Quote Originally Posted by Churchwork View Post

According to Acts 15.22, at the council in Jerusalem the apostles and elders were all present. If the Sabbath day was important, surely it would have been taken up and decided on by the council.



Um, it did talk about the Sabbath, but I'll get to that in a moment.

If not commiting murder was important, surely it too would have been taken up and decided by the council. With all due respect, your position, though commendable that you are thinking through this, falls in on itself like leaky balloon. For if the Acts 15 judgement was a maximum list of behaviors for Gentiles to do, it is seriously lacking in the most basic of morals. Instead the decision is better understood in context, and for sake of space, I'll cut the chase: it was a decision to limit the obvious pagan behavior of Gentiles so that they COULD go to a synagogue. For Acts 15:21 gives the very reason for the giving of the judgement:

Acts 15:21
For Moses has been preached in every city from the earliest times and is read in the synagogues on every Sabbath.

Obviously the Jerusalem Council expected the Gentiles to be in the synagogues on the Sabbath. Where else where they to go? The 1st Baptist Church on Main Street?
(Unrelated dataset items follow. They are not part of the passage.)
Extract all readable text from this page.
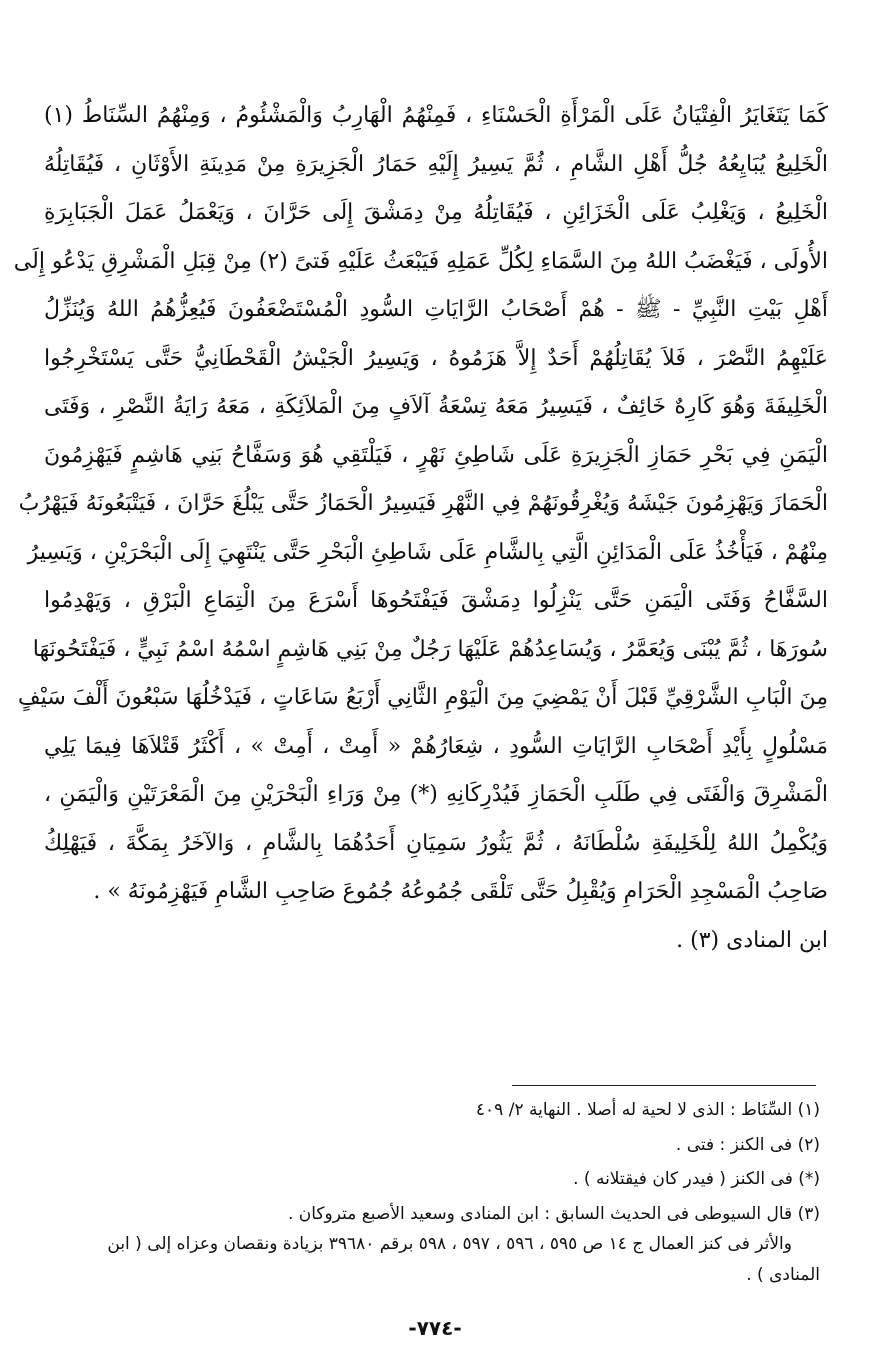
كَمَا يَتَغَايَرُ الْفِتْيَانُ عَلَى الْمَرْأَةِ الْحَسْنَاءِ ، فَمِنْهُمُ الْهَارِبُ وَالْمَشْئُومُ ، وَمِنْهُمُ السِّنَاطُ (١)
الْخَلِيعُ يُبَايِعُهُ جُلُّ أَهْلِ الشَّامِ ، ثُمَّ يَسِيرُ إِلَيْهِ حَمَارُ الْجَزِيرَةِ مِنْ مَدِينَةِ الأَوْثَانِ ، فَيُقَاتِلُهُ
الْخَلِيعُ ، وَيَغْلِبُ عَلَى الْخَزَائِنِ ، فَيُقَاتِلُهُ مِنْ دِمَشْقَ إِلَى حَرَّانَ ، وَيَعْمَلُ عَمَلَ الْجَبَابِرَةِ
الأُولَى ، فَيَغْضَبُ اللهُ مِنَ السَّمَاءِ لِكُلِّ عَمَلِهِ فَيَبْعَثُ عَلَيْهِ فَتىً (٢) مِنْ قِبَلِ الْمَشْرِقِ يَدْعُو إِلَى
أَهْلِ بَيْتِ النَّبِيِّ - ﷺ - هُمْ أَصْحَابُ الرَّايَاتِ السُّودِ الْمُسْتَضْعَفُونَ فَيُعِزُّهُمُ اللهُ وَيُنَزِّلُ
عَلَيْهِمُ النَّصْرَ ، فَلاَ يُقَاتِلُهُمْ أَحَدٌ إِلاَّ هَزَمُوهُ ، وَيَسِيرُ الْجَيْشُ الْقَحْطَانِيُّ حَتَّى يَسْتَخْرِجُوا
الْخَلِيفَةَ وَهُوَ كَارِهٌ خَائِفٌ ، فَيَسِيرُ مَعَهُ تِسْعَةُ آلاَفٍ مِنَ الْمَلاَئِكَةِ ، مَعَهُ رَايَةُ النَّصْرِ ، وَفَتَى
الْيَمَنِ فِي بَحْرِ حَمَازِ الْجَزِيرَةِ عَلَى شَاطِئِ نَهْرٍ ، فَيَلْتَقِي هُوَ وَسَفَّاحُ بَنِي هَاشِمٍ فَيَهْزِمُونَ
الْحَمَازَ وَيَهْزِمُونَ جَيْشَهُ وَيُغْرِقُونَهُمْ فِي النَّهْرِ فَيَسِيرُ الْحَمَازُ حَتَّى يَبْلُغَ حَرَّانَ ، فَيَتْبَعُونَهُ فَيَهْرُبُ
مِنْهُمْ ، فَيَأْخُذُ عَلَى الْمَدَائِنِ الَّتِي بِالشَّامِ عَلَى شَاطِئِ الْبَحْرِ حَتَّى يَنْتَهِيَ إِلَى الْبَحْرَيْنِ ، وَيَسِيرُ
السَّفَّاحُ وَفَتَى الْيَمَنِ حَتَّى يَنْزِلُوا دِمَشْقَ فَيَفْتَحُوهَا أَسْرَعَ مِنَ الْتِمَاعِ الْبَرْقِ ، وَيَهْدِمُوا
سُورَهَا ، ثُمَّ يُبْنَى وَيُعَمَّرُ ، وَيُسَاعِدُهُمْ عَلَيْهَا رَجُلٌ مِنْ بَنِي هَاشِمٍ اسْمُهُ اسْمُ نَبِيٍّ ، فَيَفْتَحُونَهَا
مِنَ الْبَابِ الشَّرْقِيِّ قَبْلَ أَنْ يَمْضِيَ مِنَ الْيَوْمِ الثَّانِي أَرْبَعُ سَاعَاتٍ ، فَيَدْخُلُهَا سَبْعُونَ أَلْفَ سَيْفٍ
مَسْلُولٍ بِأَيْدِ أَصْحَابِ الرَّايَاتِ السُّودِ ، شِعَارُهُمْ « أَمِتْ ، أَمِتْ » ، أَكْثَرُ قَتْلاَهَا فِيمَا يَلِي
الْمَشْرِقَ وَالْفَتَى فِي طَلَبِ الْحَمَازِ فَيُدْرِكَانِهِ (*) مِنْ وَرَاءِ الْبَحْرَيْنِ مِنَ الْمَعْرَتَيْنِ وَالْيَمَنِ ،
وَيُكْمِلُ اللهُ لِلْخَلِيفَةِ سُلْطَانَهُ ، ثُمَّ يَثُورُ سَمِيَانِ أَحَدُهُمَا بِالشَّامِ ، وَالآخَرُ بِمَكَّةَ ، فَيَهْلِكُ
صَاحِبُ الْمَسْجِدِ الْحَرَامِ وَيُقْبِلُ حَتَّى تَلْقَى جُمُوعُهُ جُمُوعَ صَاحِبِ الشَّامِ فَيَهْزِمُونَهُ » .
ابن المنادى (٣) .
(١) السِّنَاط : الذى لا لحية له أصلا . النهاية ٢/ ٤٠٩
(٢) فى الكنز : فتى .
(*) فى الكنز ( فيدر كان فيقتلانه ) .
(٣) قال السيوطى فى الحديث السابق : ابن المنادى وسعيد الأصبع متروكان .
والأثر فى كنز العمال ج ١٤ ص ٥٩٥ ، ٥٩٦ ، ٥٩٧ ، ٥٩٨ برقم ٣٩٦٨٠ بزيادة ونقصان وعزاه إلى ( ابن
المنادى ) .
-٧٧٤-
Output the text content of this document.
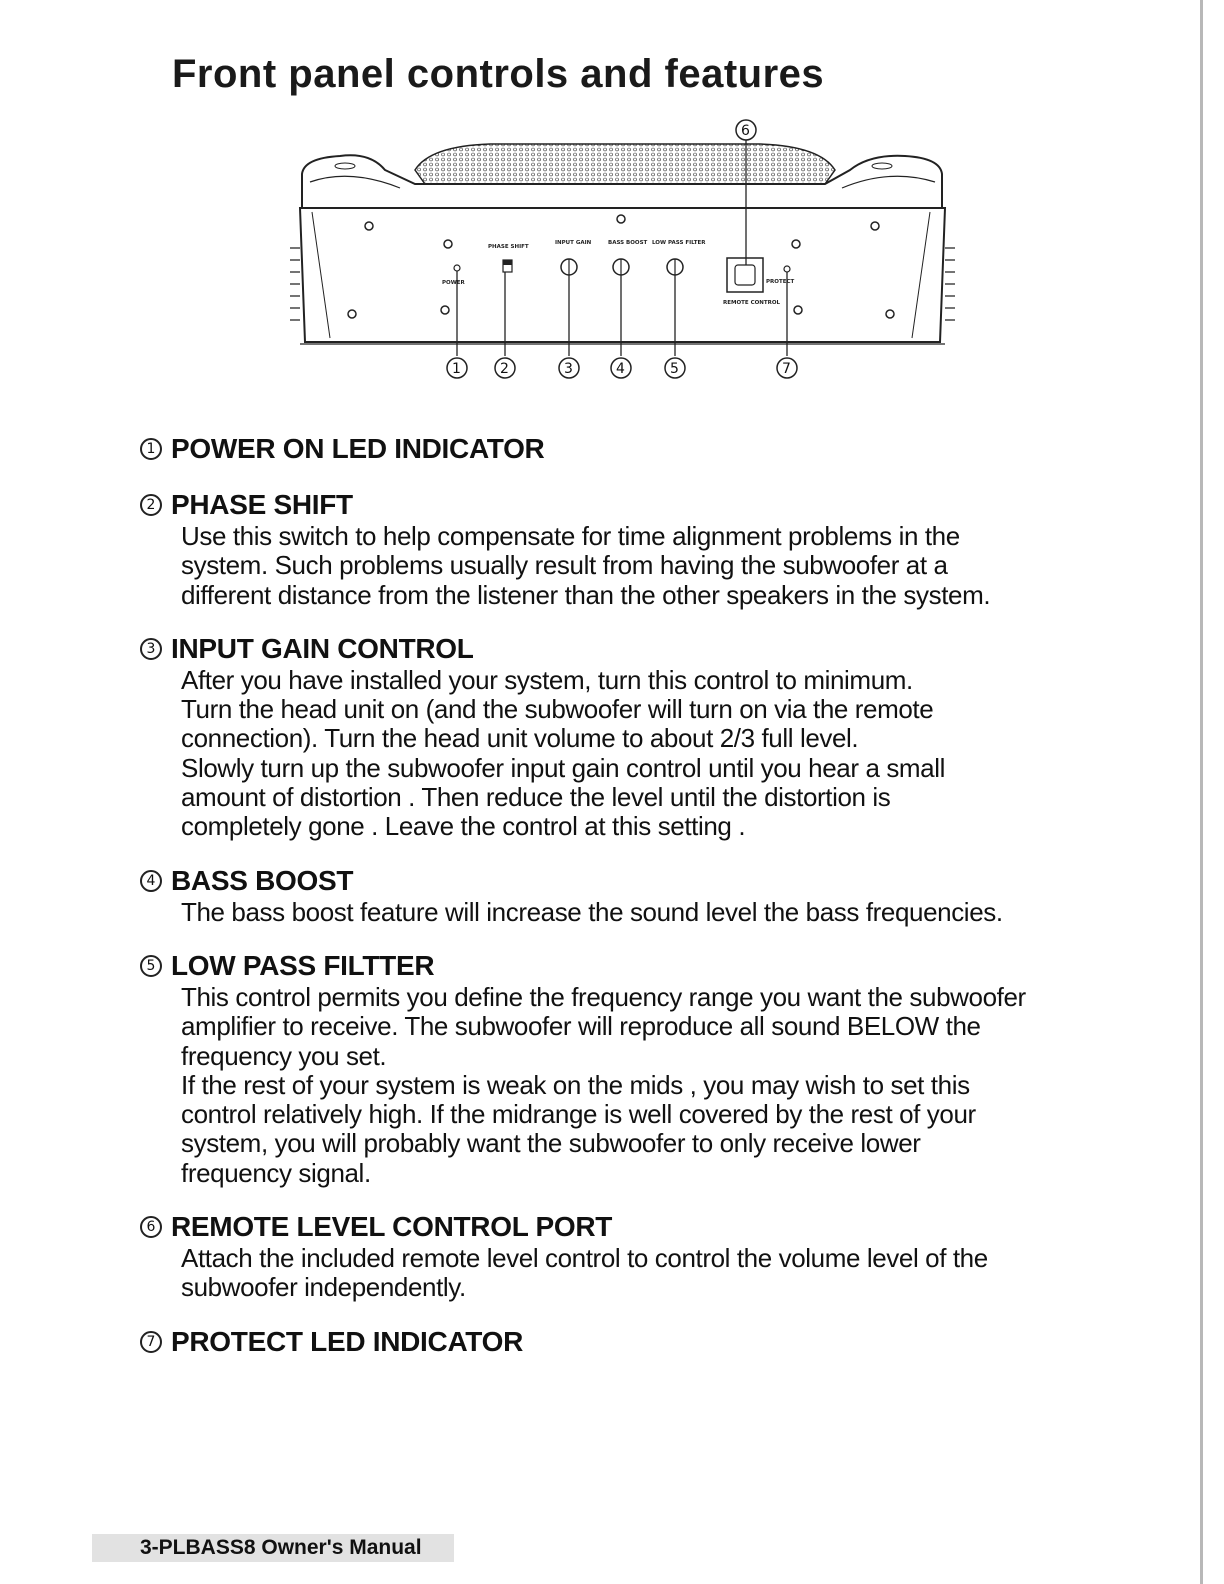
Front panel controls and features
POWER
PHASE SHIFT
INPUT GAIN	BASS BOOST LOW PASS FILTER
REMOTE CONTROL
PROTECT
1	2	3	4	5
6
7
1 POWER ON LED INDICATOR
2 PHASE SHIFT

Use this switch to help compensate for time alignment problems in the

system. Such problems usually result from having the subwoofer at a

different distance from the listener than the other speakers in the system.

3 INPUT GAIN CONTROL

After you have installed your system, turn this control to minimum.

Turn the head unit on (and the subwoofer will turn on via the remote

connection). Turn the head unit volume to about 2/3 full level.

Slowly turn up the subwoofer input gain control until you hear a small

amount of distortion . Then reduce the level until the distortion is

completely gone . Leave the control at this setting .

4 BASS BOOST

The bass boost feature will increase the sound level the bass frequencies.

5 LOW PASS FILTTER

This control permits you define the frequency range you want the subwoofer

amplifier to receive. The subwoofer will reproduce all sound BELOW the

frequency you set.

If the rest of your system is weak on the mids , you may wish to set this

control relatively high. If the midrange is well covered by the rest of your

system, you will probably want the subwoofer to only receive lower

frequency signal.

6 REMOTE LEVEL CONTROL PORT

Attach the included remote level control to control the volume level of the

subwoofer independently.

7 PROTECT LED INDICATOR
3-PLBASS8 Owner's Manual
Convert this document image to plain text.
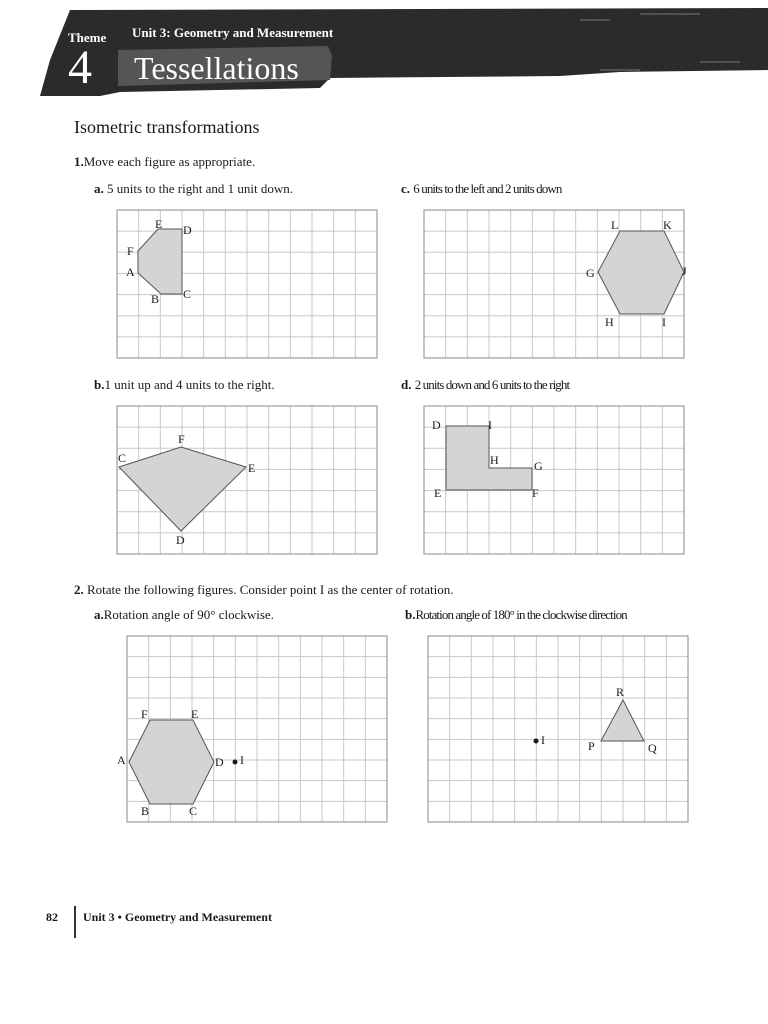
Theme
4
Unit 3: Geometry and Measurement
Tessellations
Isometric transformations
1.Move each figure as appropriate.
a. 5 units to the right and 1 unit down.	c. 6 units to the left and 2 units down
b.1 unit up and 4 units to the right.	d. 2 units down and 6 units to the right
E D
F
A
B C
L	K
G	J
H	I
F
C
E
D
D	I
H	G
E	F
2. Rotate the following figures. Consider point I as the center of rotation.
a.Rotation angle of 90° clockwise.	b.Rotation angle of 180° in the clockwise direction
F	E
A	D I
B	C
R
I	P	Q
82 Unit 3 • Geometry and Measurement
The prohibitions given to them, then, if you even know 1st Century Judaism at all, was required for any Gentile to even be allowed in a synagogue. The rest of the Torah, the Council expected the Gentiles to eventually learn (including later Paul as he says to the Romans "I am speaking to men (Romans) who know the Torah" in Romans 7).



But this was not addressed. For the law and the prophets prophesied until John. Christ is now the sum of the law.


Christ always WAS the sum of the law. If he's the Word of God, forever, both before the foundation of the world onwards, then there is no "now" to this, as if to say he was somehow "not" before. God does not change. Nor does his Word.

Hence in the New Testament there is no command that we need to keep the Sabbath day.
There is no command in the apostolic writings that one should keep from beastiality either. So what is your point? Paul said ALL scripture is useful for doctrine, teaching, correction, and training in right living. This includes the Torah, and the Torah says to keep the Sabbath, and to not have sex with animals.

In Colossians we are told that the Sabbath day has passed away. Paul also maintained—in Romans 14—that to keep or esteem a day or not is something optional.
In Col, Paul says no such thing. In Romans 14, the context is food, and thus the "days" in context can only be concerning weekly fast days, not over Sabbath with is an entirely out-of-topic category to bring into the very middle of a discussion over food and eating. And since weekly fast days are not commanded anywhere in the Torah, then they are completely optional.